Long time it’s been, long time since I submitted a flash fiction story for your approbation. These short-shorts are to ordinary fiction as Tik Tok is to NPR podcasts. The goal is to relate a story in a minimum of words.

Bonus: Flash fiction might require the reader to exercise imagination, which can be all the better.

ride hailing car in rainstorm

Today’s crime story was sparked by Jim Winter’s “Hi, This is Uber” post quite some time ago. The idea taxied into my brain and I parked it in my brilliant notions file. Recently, I dusted it off, slipped it in the queue, and, as Rod Serling used to say, submit it for your approval.

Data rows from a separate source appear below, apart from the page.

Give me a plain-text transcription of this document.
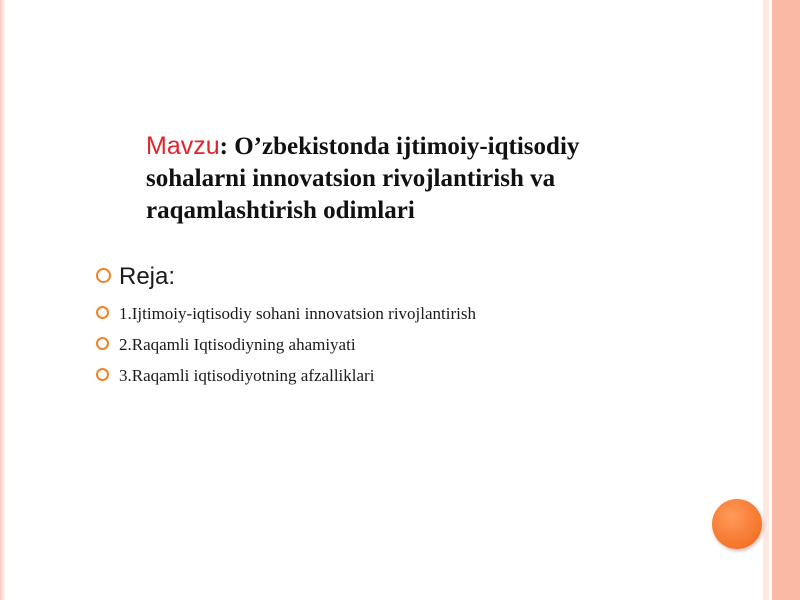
Mavzu: O’zbekistonda ijtimoiy-iqtisodiy sohalarni innovatsion rivojlantirish va raqamlashtirish odimlari
Reja:
1.Ijtimoiy-iqtisodiy sohani innovatsion rivojlantirish
2.Raqamli Iqtisodiyning ahamiyati
3.Raqamli iqtisodiyotning afzalliklari
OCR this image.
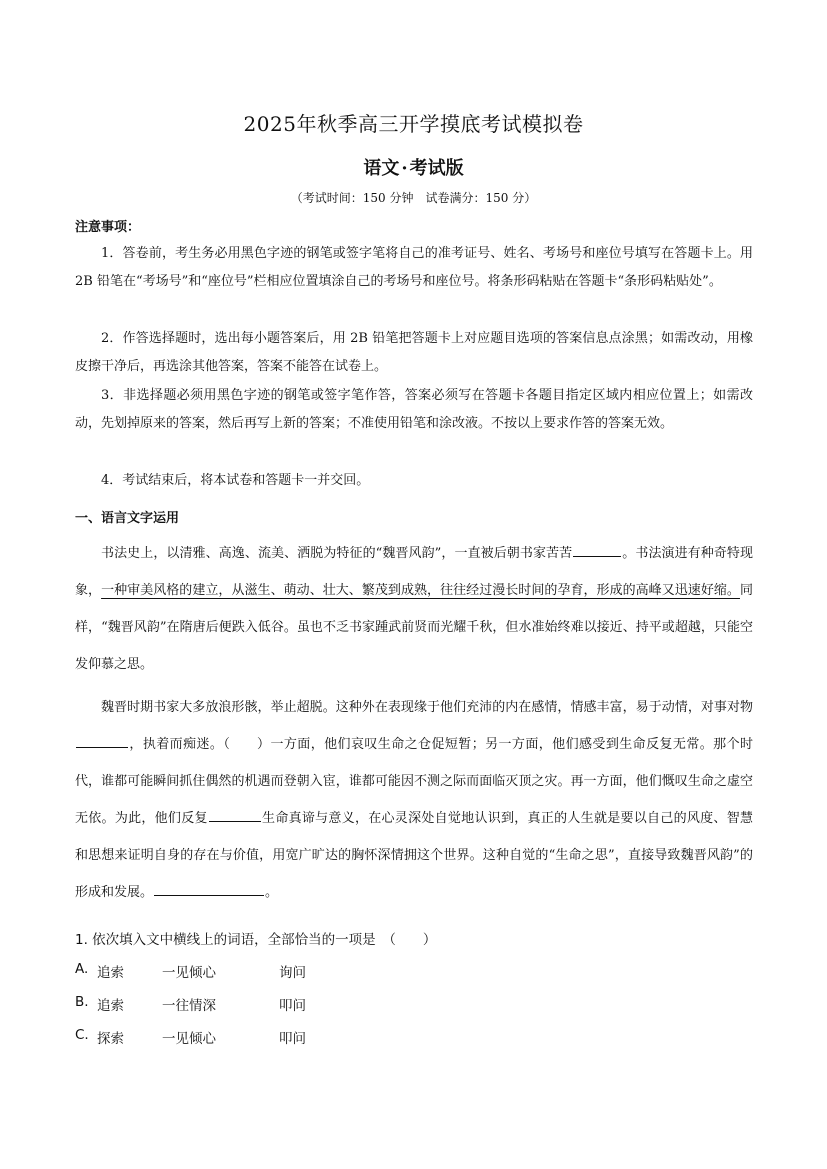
2025年秋季高三开学摸底考试模拟卷
语文 · 考试版
（考试时间：150 分钟　试卷满分：150 分）
注意事项：

1．答卷前，考生务必用黑色字迹的钢笔或签字笔将自己的准考证号、姓名、考场号和座位号填写在答题卡上。用 2B 铅笔在“考场号”和“座位号”栏相应位置填涂自己的考场号和座位号。将条形码粘贴在答题卡“条形码粘贴处”。

2．作答选择题时，选出每小题答案后，用 2B 铅笔把答题卡上对应题目选项的答案信息点涂黑；如需改动，用橡皮擦干净后，再选涂其他答案，答案不能答在试卷上。

3．非选择题必须用黑色字迹的钢笔或签字笔作答，答案必须写在答题卡各题目指定区域内相应位置上；如需改动，先划掉原来的答案，然后再写上新的答案；不准使用铅笔和涂改液。不按以上要求作答的答案无效。

4．考试结束后，将本试卷和答题卡一并交回。

一、语言文字运用

书法史上，以清雅、高逸、流美、洒脱为特征的“魏晋风韵”，一直被后朝书家苦苦	。书法演进有种奇特现象，一种审美风格的建立，从滋生、萌动、壮大、繁茂到成熟，往往经过漫长时间的孕育，形成的高峰又迅速好缩。同样，“魏晋风韵”在隋唐后便跌入低谷。虽也不乏书家踵武前贤而光耀千秋，但水准始终难以接近、持平或超越，只能空发仰慕之思。

魏晋时期书家大多放浪形骸，举止超脱。这种外在表现缘于他们充沛的内在感情，情感丰富，易于动情，对事对物，执着而痴迷。（　　）一方面，他们哀叹生命之仓促短暂；另一方面，他们感受到生命反复无常。那个时代，谁都可能瞬间抓住偶然的机遇而登朝入宦，谁都可能因不测之际而面临灭顶之灾。再一方面，他们慨叹生命之虚空无依。为此，他们反复	生命真谛与意义，在心灵深处自觉地认识到，真正的人生就是要以自己的风度、智慧和思想来证明自身的存在与价值，用宽广旷达的胸怀深情拥这个世界。这种自觉的“生命之思”，直接导致魏晋风韵”的形成和发展。	。

1. 依次填入文中横线上的词语，全部恰当的一项是　（　　）
A. 追索	一见倾心	询问
B. 追索	一往情深	叩问
C. 探索	一见倾心	叩问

Enjoy. Thanks for the inspiration, Jim.



The Ryde
by Leigh Lundin

I drive for Ryde. Late last night in the pouring rain, I picked up a hitchhiker. Shaking out his umbrella, he said, “Are you afraid giving a lift to a serial killer?”

I bellowed a laugh. “What are the chances? Two serial killers meeting like this.”

I’m afraid his heart wasn’t in it. But I love the many, many opportunities driving for Ryde.